Davacı- karşı davalı kadın vekili özetle; tanık beyanlarının hayatın olağan akışına aykırı olduğunu, boşanmaya ilişkin kararın usul ve kanuna aykırı bulunduğunu ileri sürerek; erkeğin davasının kabulü, kusur, reddedilen tazminat ve nafaka talepleri yönünden kararın bozulmasına karar verilmesini talep etmiştir.

C. Gerekçe

1. Uyuşmazlık ve Hukuki Nitelendirme

Uyuşmazlık, boşanmaya neden olan olaylarda kadına yüklenen kusurların gerçekleşip gerçekleşmediği, kusur belirlemesine bağlı olarak erkeğin davasının kabulünün isabetli olup olmadığı, kadının tazminat ve nafaka taleplerinin reddinin doğru olup olmadığı noktasında toplanmaktadır.

2. İlgili Hukuk

6100 sayılı Kanunun 369 uncu maddesinin birinci fıkrası ile 370 ve 371 inci maddeleri. 4721 sayılı Kanun’un 4 üncü maddesi, 166 ncı maddesinin birinci ve ikinci fıkrası, 169 uncu, 174 üncü, 175 inci maddeleri.

3. Değerlendirme

1.Bölge adliye mahkemelerinin nihai kararlarının bozulması 6100 sayılı Kanun'un 371 inci maddesinde yer alan sebeplerden birinin varlığı hâlinde mümkündür.

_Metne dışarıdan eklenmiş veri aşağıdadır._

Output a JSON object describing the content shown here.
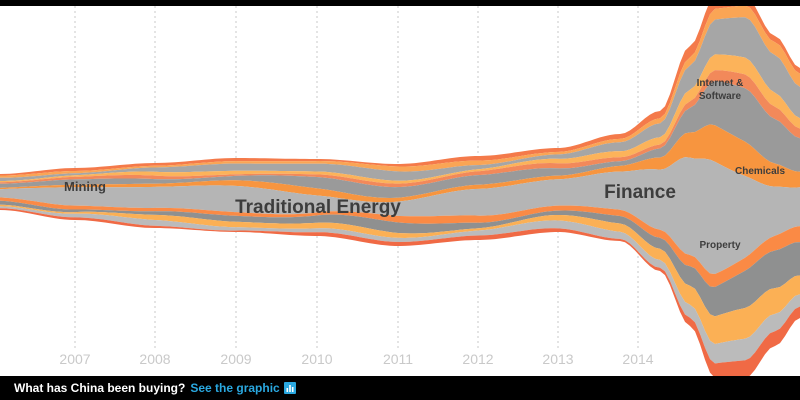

2.Temyizen ..., tarafların karşılıklı iddia ve savunmalarına, dayandıkları belgelere, uyuşmazlığa uygulanması gereken hukuk kuralları ile hukuki ilişkinin nitelendirilmesine, dava şartlarına, yargılama ve ispat kuralları ile kararda belirtilen gerekçelere göre usul ve kanuna uygun olup davalı-karşı davacı kadın vekilinin temyiz dilekçesinde ileri sürülen nedenler kararın bozulmasını gerektirecek nitelikte görülmemiştir.

VI. KARAR

Açıklanan sebeplerle;

Temyiz olunan Bölge Adliye Mahkemesi kararının 6100 sayılı Kanun'un 370 inci maddesinin birinci fıkrası uyarınca ONANMASINA,

Aşağıda yazılı temyiz giderinin temyiz edene yükletilmesine,

Dosyanın İlk Derece Mahkemesine, kararın bir örneğinin Bölge Adliye Mahkemesine gönderilmesine,

21.03.2024 tarihinde oy birliğiyle karar verildi.